I Need help creating an intuitive answer to the sum of $1(1!) + 2(2!) + 3(3!) +\cdots+ n(n!)$

Question

Given the sum $1+\sum_{i=1}^n i(i)! = (n+1)!$, is there an intuitive way to think about this sum? I understand the algebraic manipulation to get to that answer, and also how to use induction to prove the answer, but say could we use a combinatorial proof to get to the same answer? I cant seem to think of a way to think of anything that could intuitively explain this. I tried thinking about it as the number of ways to create license plates with restrictions on the number of different characters that are allowed to be used at any given spot in the license plate, whereas the right-hand side counts them all at once, but that didn't get me to an answer. Any help is greatly appreciated.

Answer 1

If we want to arrange $n+1$ distinct objects in a line ($(n+1)!$ ways in total), we can take the last object and either

• place it in any one of the first $n$ positions, after which we have $n!$ ways to permute the remaining objects ($n(n!)$ ways)
• place it in the last position

In the second case, we repeat the whole process with the first $n$ objects and free positions.

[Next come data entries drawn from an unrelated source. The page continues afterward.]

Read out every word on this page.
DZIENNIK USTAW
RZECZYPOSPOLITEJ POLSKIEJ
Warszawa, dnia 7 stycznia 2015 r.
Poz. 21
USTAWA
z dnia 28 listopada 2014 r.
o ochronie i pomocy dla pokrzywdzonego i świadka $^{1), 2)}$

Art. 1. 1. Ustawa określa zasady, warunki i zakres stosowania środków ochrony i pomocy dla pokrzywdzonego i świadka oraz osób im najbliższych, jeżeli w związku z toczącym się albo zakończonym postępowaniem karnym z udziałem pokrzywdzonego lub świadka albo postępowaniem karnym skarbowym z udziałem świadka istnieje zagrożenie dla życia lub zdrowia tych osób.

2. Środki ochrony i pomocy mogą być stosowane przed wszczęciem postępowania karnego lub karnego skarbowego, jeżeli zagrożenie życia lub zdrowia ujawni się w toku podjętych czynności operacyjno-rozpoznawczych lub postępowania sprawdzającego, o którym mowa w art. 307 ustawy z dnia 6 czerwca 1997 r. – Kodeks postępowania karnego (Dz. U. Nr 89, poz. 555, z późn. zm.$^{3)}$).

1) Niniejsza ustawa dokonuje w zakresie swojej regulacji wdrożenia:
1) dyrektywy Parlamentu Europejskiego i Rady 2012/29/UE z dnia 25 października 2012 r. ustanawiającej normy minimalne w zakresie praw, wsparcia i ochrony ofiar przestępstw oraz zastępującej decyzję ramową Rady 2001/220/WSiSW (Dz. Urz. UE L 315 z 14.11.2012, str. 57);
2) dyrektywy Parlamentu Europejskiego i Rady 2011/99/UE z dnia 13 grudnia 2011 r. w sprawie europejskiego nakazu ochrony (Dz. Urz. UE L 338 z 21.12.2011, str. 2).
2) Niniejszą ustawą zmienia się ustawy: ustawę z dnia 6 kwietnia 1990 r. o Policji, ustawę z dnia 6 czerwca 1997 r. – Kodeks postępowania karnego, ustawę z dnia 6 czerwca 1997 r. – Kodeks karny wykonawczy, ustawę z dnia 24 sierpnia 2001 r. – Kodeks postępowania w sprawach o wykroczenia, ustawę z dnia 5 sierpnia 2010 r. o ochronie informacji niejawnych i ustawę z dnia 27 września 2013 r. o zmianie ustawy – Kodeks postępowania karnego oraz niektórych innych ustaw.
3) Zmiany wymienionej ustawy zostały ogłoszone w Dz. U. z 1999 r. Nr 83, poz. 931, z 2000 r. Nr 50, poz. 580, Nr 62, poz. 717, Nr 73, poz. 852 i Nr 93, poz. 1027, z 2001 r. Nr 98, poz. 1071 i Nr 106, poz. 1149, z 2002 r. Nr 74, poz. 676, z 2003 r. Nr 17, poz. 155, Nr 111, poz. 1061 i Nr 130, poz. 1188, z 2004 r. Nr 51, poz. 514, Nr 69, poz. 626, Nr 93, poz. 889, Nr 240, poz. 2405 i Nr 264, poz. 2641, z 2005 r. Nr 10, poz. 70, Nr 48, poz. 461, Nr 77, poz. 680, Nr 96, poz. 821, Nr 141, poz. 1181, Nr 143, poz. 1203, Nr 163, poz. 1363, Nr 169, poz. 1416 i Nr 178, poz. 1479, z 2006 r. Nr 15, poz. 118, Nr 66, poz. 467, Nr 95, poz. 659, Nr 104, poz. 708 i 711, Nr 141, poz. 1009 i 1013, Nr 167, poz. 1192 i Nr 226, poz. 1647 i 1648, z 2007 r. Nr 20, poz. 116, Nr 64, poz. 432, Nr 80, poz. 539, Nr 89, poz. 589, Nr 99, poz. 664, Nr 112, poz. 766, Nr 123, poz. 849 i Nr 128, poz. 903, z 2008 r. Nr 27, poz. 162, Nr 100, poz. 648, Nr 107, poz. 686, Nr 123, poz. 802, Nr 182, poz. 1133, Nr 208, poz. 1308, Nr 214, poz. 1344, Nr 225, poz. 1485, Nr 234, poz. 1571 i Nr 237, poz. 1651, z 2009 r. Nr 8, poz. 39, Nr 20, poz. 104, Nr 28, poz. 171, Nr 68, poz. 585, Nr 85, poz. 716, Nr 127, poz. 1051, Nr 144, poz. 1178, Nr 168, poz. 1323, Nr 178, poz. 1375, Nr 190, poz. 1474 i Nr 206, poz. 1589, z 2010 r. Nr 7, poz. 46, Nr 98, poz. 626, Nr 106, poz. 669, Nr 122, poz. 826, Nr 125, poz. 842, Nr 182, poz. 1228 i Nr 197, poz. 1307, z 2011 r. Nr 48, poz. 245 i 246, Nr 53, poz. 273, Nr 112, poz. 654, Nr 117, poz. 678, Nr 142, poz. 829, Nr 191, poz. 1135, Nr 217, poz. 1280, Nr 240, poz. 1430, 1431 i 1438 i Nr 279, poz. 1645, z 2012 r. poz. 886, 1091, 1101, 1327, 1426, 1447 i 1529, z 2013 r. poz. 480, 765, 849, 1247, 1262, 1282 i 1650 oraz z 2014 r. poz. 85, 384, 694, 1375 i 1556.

If we place the second-last object in the second-last position, we continue with the first $n-1$ objects and free positions, etc. This recursion stops when we have only one object left to place in one position. The total number of arrangements that can be generated by this process is $$n(n!)+(n-1)(n-1)!+\cdots+1(1!)+1$$ Every permutation can be achieved this way, so the sum is equal to $(n+1)!$.